Let’s say a study reports that living near a hazardous waste incinerator increases cancer risk to a very high one in 1,000. For practical reasons, the researchers will likely not have measured the extent to which the studied individuals have been exposed to emissions from the incinerator.
On the other hand, one in three Americans develops cancer as a function of being alive. And any population, by chance alone, may have a higher risk than that. How sure can anyone be that an additional one-in-1, 000 risk can be traced to incinerator emissions, particularly if actual exposures, let alone their toxicity, aren’t known with reasonable certainty? A good rule of thumb for epidemiological studies is that reported increases in risk on the order of 100 percent or less are too small to detect with certainty.
Keep in mind the recent words of Dr. Charles Hennekens of the Harvard School of Public Health: “Epidemiology is a crude and inexact science. We tend to overstate findings either because we want attention or more grant money.” Clearly, there is more to medical research news than just the headlines.
The following is a resume of the Code of Ethics of the American Sociological Association.
1. Researchers must maintain scientific objectivity.
2. Researchers must recognize the limitations of their competence and not attempt to engage in research beyond such competence.
3. Every person is entitled to the right of privacy and dignity of treatment.
4. All research should avoid causing personal harm to subjects used in research.
5. Confidential information provided by a research subject must be held in strict confidentiality by the research.
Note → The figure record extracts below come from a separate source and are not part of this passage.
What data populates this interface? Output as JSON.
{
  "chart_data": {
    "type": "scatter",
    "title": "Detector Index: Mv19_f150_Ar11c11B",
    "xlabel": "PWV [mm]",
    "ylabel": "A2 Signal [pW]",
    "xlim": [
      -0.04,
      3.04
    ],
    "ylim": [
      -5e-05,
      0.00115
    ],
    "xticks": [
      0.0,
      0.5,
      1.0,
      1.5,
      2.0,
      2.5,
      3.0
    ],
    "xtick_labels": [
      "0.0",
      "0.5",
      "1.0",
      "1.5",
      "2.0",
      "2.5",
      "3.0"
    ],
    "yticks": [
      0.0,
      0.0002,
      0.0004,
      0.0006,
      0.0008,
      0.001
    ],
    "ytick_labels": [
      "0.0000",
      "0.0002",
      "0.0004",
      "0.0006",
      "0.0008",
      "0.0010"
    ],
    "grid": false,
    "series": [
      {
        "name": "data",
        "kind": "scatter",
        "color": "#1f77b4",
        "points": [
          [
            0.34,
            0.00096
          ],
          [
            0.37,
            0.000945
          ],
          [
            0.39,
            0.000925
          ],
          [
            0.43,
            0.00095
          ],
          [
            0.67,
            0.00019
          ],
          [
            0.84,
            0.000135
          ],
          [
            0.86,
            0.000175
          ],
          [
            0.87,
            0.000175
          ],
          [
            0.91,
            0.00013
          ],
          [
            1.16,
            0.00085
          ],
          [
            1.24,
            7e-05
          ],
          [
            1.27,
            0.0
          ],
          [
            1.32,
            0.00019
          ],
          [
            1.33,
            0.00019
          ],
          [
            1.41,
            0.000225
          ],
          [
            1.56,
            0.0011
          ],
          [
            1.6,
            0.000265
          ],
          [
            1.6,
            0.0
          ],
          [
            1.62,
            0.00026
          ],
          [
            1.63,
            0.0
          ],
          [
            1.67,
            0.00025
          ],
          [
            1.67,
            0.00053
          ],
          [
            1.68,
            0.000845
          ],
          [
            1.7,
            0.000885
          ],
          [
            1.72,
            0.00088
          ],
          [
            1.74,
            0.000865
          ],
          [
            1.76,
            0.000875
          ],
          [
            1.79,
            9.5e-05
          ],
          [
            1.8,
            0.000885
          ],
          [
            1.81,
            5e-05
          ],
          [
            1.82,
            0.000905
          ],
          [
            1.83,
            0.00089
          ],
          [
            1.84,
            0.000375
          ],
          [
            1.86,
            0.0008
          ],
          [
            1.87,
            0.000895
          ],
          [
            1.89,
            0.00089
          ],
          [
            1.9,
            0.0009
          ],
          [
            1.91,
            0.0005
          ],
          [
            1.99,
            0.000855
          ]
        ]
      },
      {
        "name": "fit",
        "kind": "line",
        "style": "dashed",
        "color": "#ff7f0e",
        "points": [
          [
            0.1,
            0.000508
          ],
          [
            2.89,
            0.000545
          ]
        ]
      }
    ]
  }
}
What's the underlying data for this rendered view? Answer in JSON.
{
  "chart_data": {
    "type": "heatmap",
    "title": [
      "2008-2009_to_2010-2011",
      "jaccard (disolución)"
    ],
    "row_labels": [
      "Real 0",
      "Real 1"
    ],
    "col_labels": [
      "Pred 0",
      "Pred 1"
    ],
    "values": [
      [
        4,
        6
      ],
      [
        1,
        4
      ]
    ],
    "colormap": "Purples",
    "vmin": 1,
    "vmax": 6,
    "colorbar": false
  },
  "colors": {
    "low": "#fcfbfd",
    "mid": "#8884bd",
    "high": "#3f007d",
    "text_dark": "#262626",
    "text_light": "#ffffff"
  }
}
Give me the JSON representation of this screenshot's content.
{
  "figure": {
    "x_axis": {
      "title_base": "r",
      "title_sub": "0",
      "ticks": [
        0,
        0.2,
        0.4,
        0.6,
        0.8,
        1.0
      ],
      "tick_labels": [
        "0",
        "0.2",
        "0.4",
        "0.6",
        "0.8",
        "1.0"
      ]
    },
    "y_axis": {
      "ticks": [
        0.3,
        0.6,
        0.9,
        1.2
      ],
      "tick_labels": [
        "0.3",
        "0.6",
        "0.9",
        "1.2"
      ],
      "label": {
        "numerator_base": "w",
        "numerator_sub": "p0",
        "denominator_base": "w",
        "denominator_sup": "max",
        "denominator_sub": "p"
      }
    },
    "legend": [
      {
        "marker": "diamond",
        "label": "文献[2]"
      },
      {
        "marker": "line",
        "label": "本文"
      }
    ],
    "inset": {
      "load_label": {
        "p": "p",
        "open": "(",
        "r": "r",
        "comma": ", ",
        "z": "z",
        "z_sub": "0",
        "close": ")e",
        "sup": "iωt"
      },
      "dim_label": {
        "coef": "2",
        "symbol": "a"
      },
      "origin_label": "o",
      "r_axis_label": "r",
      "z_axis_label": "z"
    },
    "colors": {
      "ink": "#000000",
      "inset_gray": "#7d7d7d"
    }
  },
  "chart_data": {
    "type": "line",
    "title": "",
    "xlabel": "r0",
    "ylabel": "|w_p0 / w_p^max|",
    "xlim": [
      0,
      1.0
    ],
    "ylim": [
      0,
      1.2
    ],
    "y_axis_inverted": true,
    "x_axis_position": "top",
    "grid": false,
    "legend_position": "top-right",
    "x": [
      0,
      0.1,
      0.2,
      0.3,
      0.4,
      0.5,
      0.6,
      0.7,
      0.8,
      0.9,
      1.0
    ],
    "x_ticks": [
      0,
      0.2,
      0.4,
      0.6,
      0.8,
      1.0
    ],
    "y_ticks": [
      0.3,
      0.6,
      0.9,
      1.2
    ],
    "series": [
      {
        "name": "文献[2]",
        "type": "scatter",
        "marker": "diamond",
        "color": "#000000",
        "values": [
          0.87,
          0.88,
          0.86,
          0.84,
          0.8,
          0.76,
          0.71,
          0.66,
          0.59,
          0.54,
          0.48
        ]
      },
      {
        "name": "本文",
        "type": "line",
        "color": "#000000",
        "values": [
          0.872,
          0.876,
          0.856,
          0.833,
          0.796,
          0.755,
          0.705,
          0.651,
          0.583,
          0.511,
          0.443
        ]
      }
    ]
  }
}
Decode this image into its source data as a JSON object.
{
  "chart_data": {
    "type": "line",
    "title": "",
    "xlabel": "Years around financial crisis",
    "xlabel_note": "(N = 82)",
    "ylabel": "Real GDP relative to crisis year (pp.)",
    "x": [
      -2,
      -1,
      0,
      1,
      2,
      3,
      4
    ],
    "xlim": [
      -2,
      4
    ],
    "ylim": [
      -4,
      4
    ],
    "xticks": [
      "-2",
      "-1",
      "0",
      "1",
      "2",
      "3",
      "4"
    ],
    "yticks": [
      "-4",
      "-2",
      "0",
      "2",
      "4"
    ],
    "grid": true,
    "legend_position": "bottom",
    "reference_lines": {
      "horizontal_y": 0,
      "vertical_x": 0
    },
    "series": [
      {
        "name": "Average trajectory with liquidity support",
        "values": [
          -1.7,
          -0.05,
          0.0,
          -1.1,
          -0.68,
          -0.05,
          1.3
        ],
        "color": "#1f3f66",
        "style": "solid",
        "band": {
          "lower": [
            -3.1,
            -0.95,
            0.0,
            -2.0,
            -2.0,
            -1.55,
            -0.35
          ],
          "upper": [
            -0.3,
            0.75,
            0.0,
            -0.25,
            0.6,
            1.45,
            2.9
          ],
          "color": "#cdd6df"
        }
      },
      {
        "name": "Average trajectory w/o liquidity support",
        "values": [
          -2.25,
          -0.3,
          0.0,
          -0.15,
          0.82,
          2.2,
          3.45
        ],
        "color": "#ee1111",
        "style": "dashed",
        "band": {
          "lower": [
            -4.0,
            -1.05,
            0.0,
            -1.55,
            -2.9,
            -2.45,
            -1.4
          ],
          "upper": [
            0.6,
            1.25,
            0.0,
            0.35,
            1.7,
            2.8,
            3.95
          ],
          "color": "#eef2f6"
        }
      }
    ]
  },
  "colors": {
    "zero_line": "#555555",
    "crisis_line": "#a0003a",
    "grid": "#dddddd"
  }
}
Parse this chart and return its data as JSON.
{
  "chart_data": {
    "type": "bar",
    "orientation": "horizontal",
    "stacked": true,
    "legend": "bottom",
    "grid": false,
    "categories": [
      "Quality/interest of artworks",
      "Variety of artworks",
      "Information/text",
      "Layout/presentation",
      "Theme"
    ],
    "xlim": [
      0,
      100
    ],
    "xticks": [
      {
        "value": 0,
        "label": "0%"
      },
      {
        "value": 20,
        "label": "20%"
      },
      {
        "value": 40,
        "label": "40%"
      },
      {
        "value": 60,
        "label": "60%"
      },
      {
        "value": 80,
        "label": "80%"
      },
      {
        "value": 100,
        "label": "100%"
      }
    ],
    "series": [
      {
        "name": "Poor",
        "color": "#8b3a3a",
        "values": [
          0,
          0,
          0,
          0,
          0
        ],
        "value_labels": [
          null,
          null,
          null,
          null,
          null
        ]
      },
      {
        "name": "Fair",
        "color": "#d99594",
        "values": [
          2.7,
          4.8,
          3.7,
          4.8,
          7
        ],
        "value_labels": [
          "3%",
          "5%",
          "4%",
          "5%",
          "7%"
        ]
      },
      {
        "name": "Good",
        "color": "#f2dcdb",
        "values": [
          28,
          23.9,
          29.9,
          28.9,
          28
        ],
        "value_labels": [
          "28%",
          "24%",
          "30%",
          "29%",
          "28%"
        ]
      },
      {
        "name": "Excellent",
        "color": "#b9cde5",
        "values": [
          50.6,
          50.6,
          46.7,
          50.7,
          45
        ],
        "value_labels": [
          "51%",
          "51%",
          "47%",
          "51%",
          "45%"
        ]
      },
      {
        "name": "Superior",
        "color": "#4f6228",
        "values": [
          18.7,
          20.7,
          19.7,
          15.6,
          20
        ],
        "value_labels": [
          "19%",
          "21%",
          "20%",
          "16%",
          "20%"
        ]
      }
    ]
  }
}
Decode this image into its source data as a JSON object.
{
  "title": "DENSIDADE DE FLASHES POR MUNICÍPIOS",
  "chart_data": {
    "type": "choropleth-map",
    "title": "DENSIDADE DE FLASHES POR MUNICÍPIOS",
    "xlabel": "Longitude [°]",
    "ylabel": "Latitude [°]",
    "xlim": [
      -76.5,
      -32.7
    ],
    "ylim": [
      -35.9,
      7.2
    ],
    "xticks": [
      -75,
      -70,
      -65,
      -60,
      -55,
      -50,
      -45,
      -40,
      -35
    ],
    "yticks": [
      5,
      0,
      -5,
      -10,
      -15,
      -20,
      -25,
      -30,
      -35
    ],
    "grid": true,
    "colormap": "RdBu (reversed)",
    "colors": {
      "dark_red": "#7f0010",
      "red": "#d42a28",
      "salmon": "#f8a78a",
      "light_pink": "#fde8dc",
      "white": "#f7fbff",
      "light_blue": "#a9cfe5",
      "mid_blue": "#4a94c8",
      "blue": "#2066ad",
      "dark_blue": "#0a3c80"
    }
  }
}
6. Research findings should be presented honestly, without distortion
7. The research must not use the prerogative of a researcher to obtain information for other than professional purposes.
8. The researcher must acknowledge all assistance, collaboration of others, or sources which information was borrowed from others.
9. The researcher must acknowledge financial support in the research report or any personal relationship of the researcher with the sponsor that may conceivably affect the research findings.
10. The researcher must not accept any favors, grants, or other means of assistance that would violate any of the ethical principles set forth above.
In this age of information, sponsored studies have become America’s most powerful and popular tool of persuasion. Although the studies and surveys wear the guise of objective science, their findings almost invariably reflect their sponsors’ intentions. Most such research is designed with a certain outcome in mind, and it is all but guaranteed to achieve that outcome.
The result is a corruption of information- the information used every day by voters, consumers, and leaders. Studies have become the vehicle for polishing corporate images, influencing juries, shaping debate on public policy, selling commercial products and satisfying the media’s – and the public’s- voracious appetite for information.